Au moment de cette rencontre inattendue, Alan Querdillon lui fait un V avec ses doigts. On apprend qu’il s’agit d’un « signe qu’ils [… utilisé] dans la Résistance antique ». En effet, « les résistants échangeaient ce signe entre eux, à l’époque des Troubles […] après l’Invasion de quarante-cinq ». Faut-il en déduire que le débarquement en Grande-Bretagne des forces de l’Axe s’est produite en 1945 ? Certainement. Blonde d’origine britannique aux traits aryens, Kit a été « envoyée en rééducation dans une école – pilote d’État en Prusse Orientale. Dans un de ces endroits […] où ils endoctrinent les officiers des Ligues de la Jeunesse ». Les deux pourchassés parviennent à s’approcher des limites du comté où se dresse « la barrière […] sous tension; elle est chargée de rayons Bohlen ». Mais ils sont finalement retrouvés. Kit se sacrifie alors pour sauver Querdillon qui se réveille dans son Oflag en septembre 1943. Qu’a-t-il fait pendant seize mois ? Son intrusion uchronique dans un autre avenir ramassée en quelques semaines pour Querdillon s’écoule-t-elle plus rapidement dans sa réalité temporelle ?

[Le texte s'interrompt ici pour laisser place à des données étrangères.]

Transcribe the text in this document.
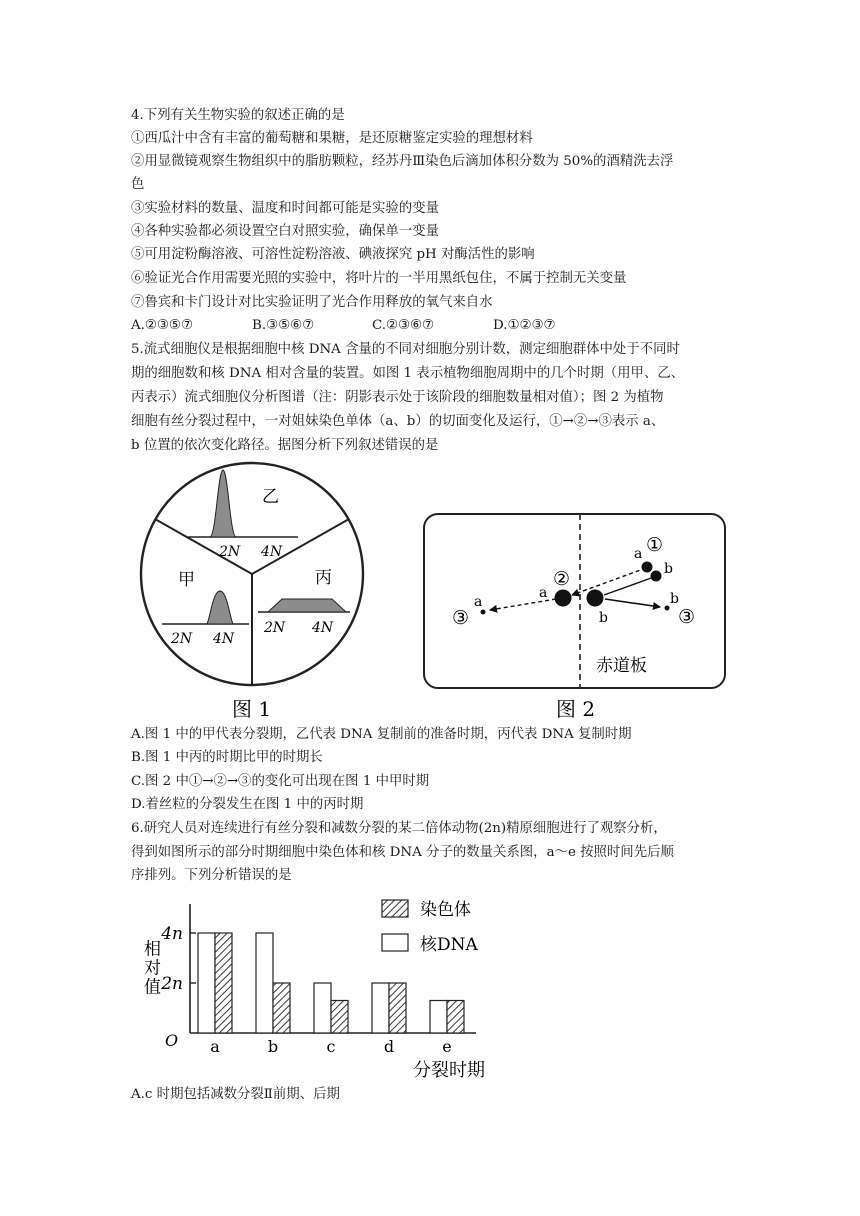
4.下列有关生物实验的叙述正确的是
①西瓜汁中含有丰富的葡萄糖和果糖，是还原糖鉴定实验的理想材料
②用显微镜观察生物组织中的脂肪颗粒，经苏丹Ⅲ染色后滴加体积分数为 50%的酒精洗去浮
色
③实验材料的数量、温度和时间都可能是实验的变量
④各种实验都必须设置空白对照实验，确保单一变量
⑤可用淀粉酶溶液、可溶性淀粉溶液、碘液探究 pH 对酶活性的影响
⑥验证光合作用需要光照的实验中，将叶片的一半用黑纸包住，不属于控制无关变量
⑦鲁宾和卡门设计对比实验证明了光合作用释放的氧气来自水
A.②③⑤⑦	B.③⑤⑥⑦	C.②③⑥⑦	D.①②③⑦
5.流式细胞仪是根据细胞中核 DNA 含量的不同对细胞分别计数，测定细胞群体中处于不同时
期的细胞数和核 DNA 相对含量的装置。如图 1 表示植物细胞周期中的几个时期（用甲、乙、
丙表示）流式细胞仪分析图谱（注：阴影表示处于该阶段的细胞数量相对值）；图 2 为植物
细胞有丝分裂过程中，一对姐妹染色单体（a、b）的切面变化及运行，①→②→③表示 a、
b 位置的依次变化路径。据图分析下列叙述错误的是
乙
2N 4N
甲
2N 4N
丙
2N 4N
图 1
赤道板
①
a
b
②
a
b
③
a	b
③
图 2
A.图 1 中的甲代表分裂期，乙代表 DNA 复制前的准备时期，丙代表 DNA 复制时期
B.图 1 中丙的时期比甲的时期长
C.图 2 中①→②→③的变化可出现在图 1 中甲时期
D.着丝粒的分裂发生在图 1 中的丙时期
6.研究人员对连续进行有丝分裂和减数分裂的某二倍体动物(2n)精原细胞进行了观察分析，
得到如图所示的部分时期细胞中染色体和核 DNA 分子的数量关系图，a～e 按照时间先后顺
序排列。下列分析错误的是
相对值
O
分裂时期
a	b	c	d	e
4n
2n
染色体
核DNA
A.c 时期包括减数分裂Ⅱ前期、后期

Alan Querdillon explique bien au narrateur qu’il n’est pas fou, mais « comme je suis passé une fois, tout à fait soudainement, de l’autre côté de la barrière, je sais comment cela peut arriver, sans avertissement, brusquement ».  Pour le préfacier de l’édition française de 2017, Xavier Mauméjan, « le récit rapporté par Alan est celui d’un rêve, peut-être doublé d’une névrose, celle d’un vétéran abîmé par la guerre ». Il considère fort justement que ce « roman relève à la fois de la science-fiction et de la fantasy ». « À la fantasy, le récit doit un contexte médiéval. La société décrite est féodale, principalement rurale et composée de domaines forestiers. Elle est dirigée par une poignée de seigneurs tout-puissants, les Gauleiter, eux-mêmes soumis au comte Hans von Hackelnberg. » Toutefois, il estime encore que « le roman de Sarban est tout autant tributaire du marquis de Sade. Le récit se passe en l’année 102 du premier millénaire germanique, variation sur les 120 journées de Sodome » sans omettre la référence explicite des Chasses du comte Zaroff (5).

 

Naissance d’une veine littéraire surexploitée

Certes Le son du cor inaugure un filon uchronique qui s’enrichira d’œuvres  exceptionnelles tels Le Maître du Haut-Château (1962) de Philip K. Dick, la nouvelle de Keith Roberts « Weihnachtsabend » (1972), SS – GB (1978) de Len Deighton et Fatherland (1992) de Robert Harris. Xavier Mauméjan oublie de mentionner l’influence de ce récit contre-onirique sur un cycle écrit en langue française, « Le monde de la Terre creuse » d’Alain Paris (1947 – 2019) (6).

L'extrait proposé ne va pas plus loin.